"We're From The Government, And We're Here To Give You Diabetes"
Wowee moment, reading a piece in JAMA -- the New England Journal of Medicine -- "The 2015 US Dietary Guidelines: Lifting the Ban on Total Dietary Fat."
It's about the "Dietary Guidelines for Americans," released every five years by the US Department of Agriculture and the Department of Health and Human Services.
For decades, based on distortions by Ancel Keys and others that were put forward as science, the government has been telling Americans to eat a high-carb, lowfat diet -- precisely the diet that causes the insulin secretion that puts on fat.
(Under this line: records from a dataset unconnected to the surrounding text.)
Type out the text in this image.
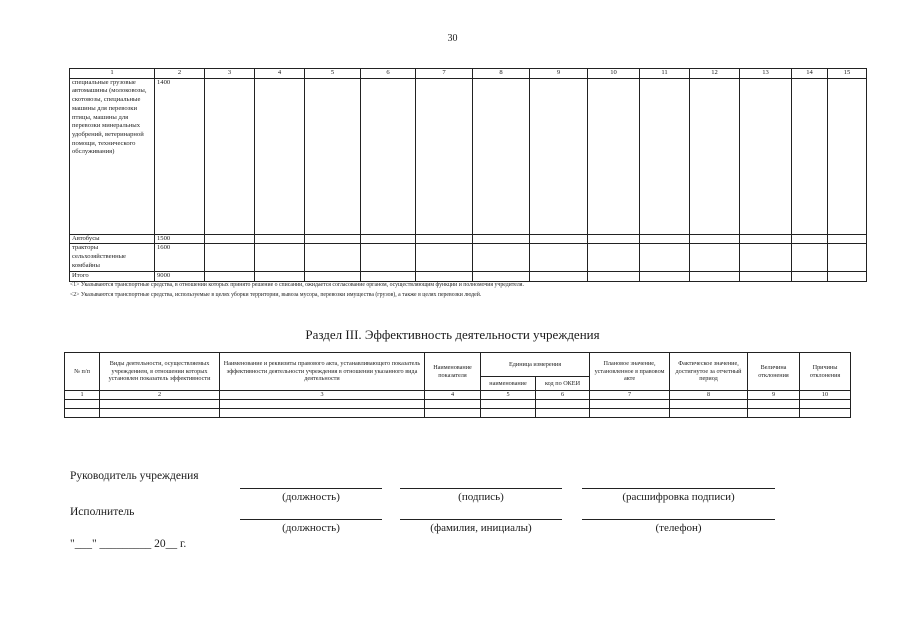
30
1	2	3	4	5	6	7	8	9	10	11	12	13	14	15
специальные грузовые автомашины (молоковозы, скотовозы, специальные машины для перевозки птицы, машины для перевозки минеральных удобрений, ветеринарной помощи, технического обслуживания)	1400													
Автобусы	1500													
тракторы сельхозяйственные комбайны	1600													
Итого	9000													
<1> Указываются транспортные средства, в отношении которых принято решение о списании, ожидается согласование органом, осуществляющим функции и полномочия учредителя.
<2> Указываются транспортные средства, используемые в целях уборки территории, вывоза мусора, перевозки имущества (грузов), а также в целях перевозки людей.
Раздел III. Эффективность деятельности учреждения
№ п/п	Виды деятельности, осуществляемых учреждением, в отношении которых установлен показатель эффективности	Наименование и реквизиты правового акта, устанавливающего показатель эффективности деятельности учреждения в отношении указанного вида деятельности	Наименование показателя	Единица измерения		Плановое значение, установленное в правовом акте	Фактическое значение, достигнутое за отчетный период	Величина отклонения	Причины отклонения
				наименование	код по ОКЕИ				
1	2	3	4	5	6	7	8	9	10

Руководитель учреждения
(должность)	(подпись)	(расшифровка подписи)
Исполнитель
(должность)	(фамилия, инициалы)	(телефон)
"___" _________ 20__ г.
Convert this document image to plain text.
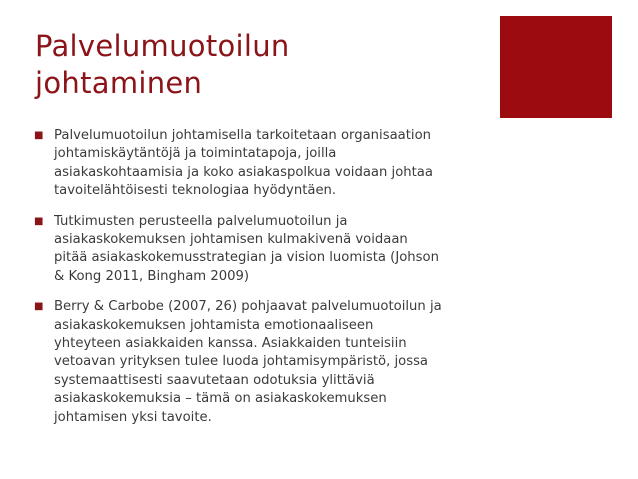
Palvelumuotoilun
johtaminen
■ Palvelumuotoilun johtamisella tarkoitetaan organisaation
johtamiskäytäntöjä ja toimintatapoja, joilla
asiakaskohtaamisia ja koko asiakaspolkua voidaan johtaa
tavoitelähtöisesti teknologiaa hyödyntäen.
■ Tutkimusten perusteella palvelumuotoilun ja
asiakaskokemuksen johtamisen kulmakivenä voidaan
pitää asiakaskokemusstrategian ja vision luomista (Johson
& Kong 2011, Bingham 2009)
■ Berry & Carbobe (2007, 26) pohjaavat palvelumuotoilun ja
asiakaskokemuksen johtamista emotionaaliseen
yhteyteen asiakkaiden kanssa. Asiakkaiden tunteisiin
vetoavan yrityksen tulee luoda johtamisympäristö, jossa
systemaattisesti saavutetaan odotuksia ylittäviä
asiakaskokemuksia – tämä on asiakaskokemuksen
johtamisen yksi tavoite.
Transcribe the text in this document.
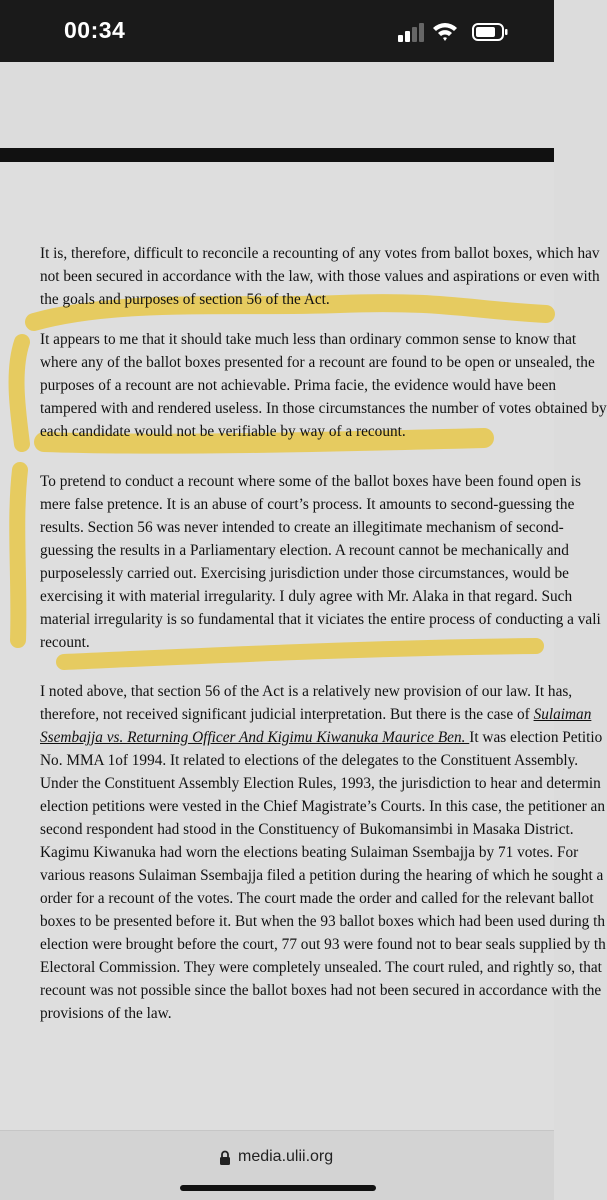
00:34
It is, therefore, difficult to reconcile a recounting of any votes from ballot boxes, which hav
not been secured in accordance with the law, with those values and aspirations or even with
the goals and purposes of section 56 of the Act.
It appears to me that it should take much less than ordinary common sense to know that
where any of the ballot boxes presented for a recount are found to be open or unsealed, the
purposes of a recount are not achievable. Prima facie, the evidence would have been
tampered with and rendered useless. In those circumstances the number of votes obtained by
each candidate would not be verifiable by way of a recount.
To pretend to conduct a recount where some of the ballot boxes have been found open is
mere false pretence. It is an abuse of court’s process. It amounts to second-guessing the
results. Section 56 was never intended to create an illegitimate mechanism of second-
guessing the results in a Parliamentary election. A recount cannot be mechanically and
purposelessly carried out. Exercising jurisdiction under those circumstances, would be
exercising it with material irregularity. I duly agree with Mr. Alaka in that regard. Such
material irregularity is so fundamental that it viciates the entire process of conducting a vali
recount.
I noted above, that section 56 of the Act is a relatively new provision of our law. It has,
therefore, not received significant judicial interpretation. But there is the case of Sulaiman
Ssembajja vs. Returning Officer And Kigimu Kiwanuka Maurice Ben. It was election Petitio
No. MMA 1of 1994. It related to elections of the delegates to the Constituent Assembly.
Under the Constituent Assembly Election Rules, 1993, the jurisdiction to hear and determin
election petitions were vested in the Chief Magistrate’s Courts. In this case, the petitioner an
second respondent had stood in the Constituency of Bukomansimbi in Masaka District.
Kagimu Kiwanuka had worn the elections beating Sulaiman Ssembajja by 71 votes. For
various reasons Sulaiman Ssembajja filed a petition during the hearing of which he sought a
order for a recount of the votes. The court made the order and called for the relevant ballot
boxes to be presented before it. But when the 93 ballot boxes which had been used during th
election were brought before the court, 77 out 93 were found not to bear seals supplied by th
Electoral Commission. They were completely unsealed. The court ruled, and rightly so, that
recount was not possible since the ballot boxes had not been secured in accordance with the
provisions of the law.
media.ulii.org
It is also a diet absent of healthy fats and nutrients you need for proper brain and body function, and to protect you against disease.
Well, the authors of this JAMA article, Dariush Mozaffarian, MD, DrPH, and David S. Ludwig, MD, Ph.D., marvel at the difference in recommendations in the 2015 report, which the secretaries of Ag and DHHS will consider in the coming months:
In the new DGAC report, one widely noticed revision was the elimination of dietary cholesterol as a "nutrient of concern." This surprised the public, but is concordant with more recent scientific evidence reporting no appreciable relationship between dietary cholesterol and serum cholesterol1 or clinical cardiovascular events in general populations.2A less noticed, but more important, change was the absence of an upper limit on total fat consumption. The DGAC report neither listed total fat as a nutrient of concern nor proposed restricting its consumption. Rather, it concluded, "Reducing total fat (replacing total fat with overall carbohydrates) does not lower CVD [cardiovascular disease] risk.... Dietary advice should put the emphasis on optimizing types of dietary fat and not reducing total fat." Limiting total fat was also not recommended for obesity prevention; instead, the focus was placed on healthful food-based diet patterns that include more vegetables, fruits, whole grains, seafood, legumes, and dairy products and include less meats, sugar-sweetened foods and drinks, and refined grains.
With these quiet statements, the DGAC report reversed nearly 4 decades of nutrition policy that placed priority on reducing total fat consumption throughout the population. In 1980, the Dietary Guidelines recommended limiting dietary fat to less than 30% of calories. This recommendation was revised in 2005, to include a range from 20% to 35% of calories. The primary rationale for limiting total fat was to lower saturated fat and dietary cholesterol, which were thought to increase cardiovascular risk by raising low-density lipoprotein cholesterol blood concentrations. But the campaign against saturated fat quickly generalized to include all dietary fat. Because fat contains about twice the calories per gram as carbohydrate or protein, it was also reasoned that low-fat diets would help prevent obesity, a growing public health concern.
The complex lipid and lipoprotein effects of saturated fat are now recognized, including evidence for beneficial effects on high-density lipoprotein cholesterol and triglycerides and minimal effects on apolipoprotein B when compared with carbohydrate.3 These complexities explain why substitution of saturated fat with carbohydrate does not lower cardiovascular risk.1,2 Moreover, a global limit on total fat inevitably lowers intake of unsaturated fats, among which nuts, vegetable oils, and fish are particularly healthful.1,2 Most importantly, the policy focus on fat reduction did not account for the harms of highly processed carbohydrate (eg, refined grains, potato products, and added sugar)--consumption of which is inversely related to that of dietary fat.
...The limit on total fat presents an obstacle to sensible change, promoting harmful low-fat foods, undermining attempts to limit intakes of refined starch and added sugar, and discouraging the restaurant and food industry from providing products higher in healthful fats. It is time for the US Department of Agriculture and Department of Health and Human Services to develop the proper signage, public health messages, and other educational efforts to help people understand that limiting total fat does not produce any meaningful health benefits and that increasing healthful fats, including more than 35% of calories , has documented health benefits. Based on the strengths of accumulated new scientific evidence and consistent with the new DGAC report, a restructuring of national nutritional policy is warranted to move away from total fat reduction and toward healthy food choices, including those higher in healthful fats.
I think I'll go eat a celebratory rasher of bacon!
via @DrEades
So Crisco is good for us after all... time to go fry some chicken!
Cousin Dave at June 30, 2015 7:33 AM
Crisco is not just bad fat, it's terrible fat!
Eat lard! It does a body good!
Amy Alkon at June 30, 2015 8:47 AM
Is Crisco even food? Someone once told me that you can put an open can of it out, and not even flies will eat it.
I haven't tried, though.
ahw at June 30, 2015 11:36 AM
Frisco probably isn't food, but you do need it for things like pie crust that need to be fluffy. Don't know if lard will do the trick.
Allison at June 30, 2015 2:01 PM
I just picked up 1.5 pounds of bacon at the store. Hopefully, that will last me a few days.
Dwatney at June 30, 2015 5:31 PM
Allison, you can substitute with palm oil or coconut oil in place of Crisco. Palm oil gives the most similar result in my experience.